SP-D was also used to differentiate groups of patients at highest risk for adverse clinical outcomes, as a change in SP-D level over the first 3 days among patients with acute lung injury/ARDS is associated with adverse clinical outcomes.43

Future studies are needed to investigate whether these agents are useful for the amelioration of pneumonia severity. There are some limitations of our study. First, the sample size was small; therefore, our main conclusions were about the relationship between SP-D and pneumonia severity classifications and other clinical parameters of severity rather than mortality itself. Second, we did not have any values for procalcitonin or lung ultrasound score. Third, the SP-D level was not measured serially over the disease course to determine exactly when it started to rise, when it reached a peak, and when it began to decline with effective treatment. In addition, the utility of SP-D for differentiating viral from bacterial infections was not evaluated by our study because that goal was not included in the aim of our study; rather, we aimed to use SD-P as an effective bio-indicator for determining the clinical severity of CAP in children.

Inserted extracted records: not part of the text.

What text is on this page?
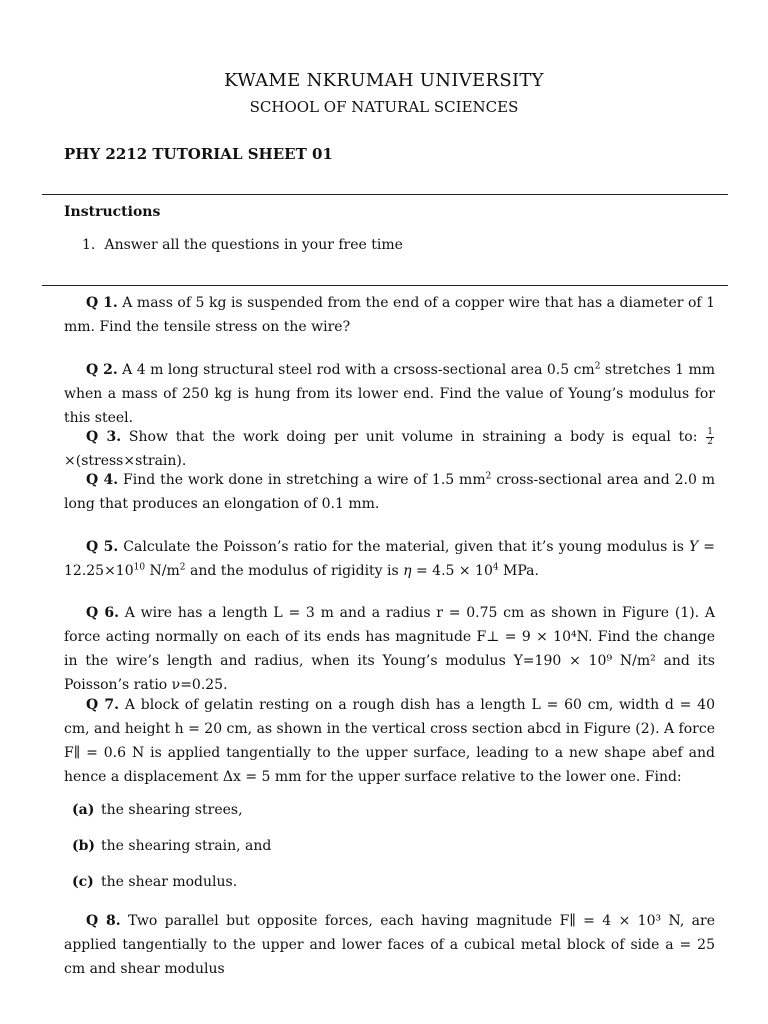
KWAME NKRUMAH UNIVERSITY
SCHOOL OF NATURAL SCIENCES
PHY 2212 TUTORIAL SHEET 01
Instructions
1. Answer all the questions in your free time
Q 1. A mass of 5 kg is suspended from the end of a copper wire that has a diameter of 1 mm. Find the tensile stress on the wire?
Q 2. A 4 m long structural steel rod with a crsoss-sectional area 0.5 $cm^2$ stretches 1 mm when a mass of 250 kg is hung from its lower end. Find the value of Young’s modulus for this steel.
Q 3. Show that the work doing per unit volume in straining a body is equal to: $\frac{1}{2}$
×(stress×strain).
Q 4. Find the work done in stretching a wire of 1.5 $mm^2$ cross-sectional area and 2.0 m long that produces an elongation of 0.1 mm.
Q 5. Calculate the Poisson’s ratio for the material, given that it’s young modulus is $Y = 12.25\times 10^{10}$ $N/m^2$ and the modulus of rigidity is $\eta = 4.5 \times 10^4$ MPa.
Q 6. A wire has a length L = 3 m and a radius r = 0.75 cm as shown in Figure (1). A force acting normally on each of its ends has magnitude F⊥ = 9 × 10⁴N. Find the change in the wire’s length and radius, when its Young’s modulus Y=190 × 10⁹ N/m² and its Poisson’s ratio ν=0.25.
Q 7. A block of gelatin resting on a rough dish has a length L = 60 cm, width d = 40 cm, and height h = 20 cm, as shown in the vertical cross section abcd in Figure (2). A force F∥ = 0.6 N is applied tangentially to the upper surface, leading to a new shape abef and hence a displacement Δx = 5 mm for the upper surface relative to the lower one. Find:
(a) the shearing strees,
(b) the shearing strain, and
(c) the shear modulus.
Q 8. Two parallel but opposite forces, each having magnitude F∥ = 4 × 10³ N, are applied tangentially to the upper and lower faces of a cubical metal block of side a = 25 cm and shear modulus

SP-D seems to be a good predictor for the detection of CAP severity in hospitalized children. SP-D was correlated with PRESS score, RISC score, and PIROm score. It was also associated with indicators of CAP severity, including PICU admission, mechanical ventilation, shock, hypoxia, sepsis, and mortality. Future larger studies are needed to confirm these findings and to directly evaluate the association of SP-D with mortality risk in CAP.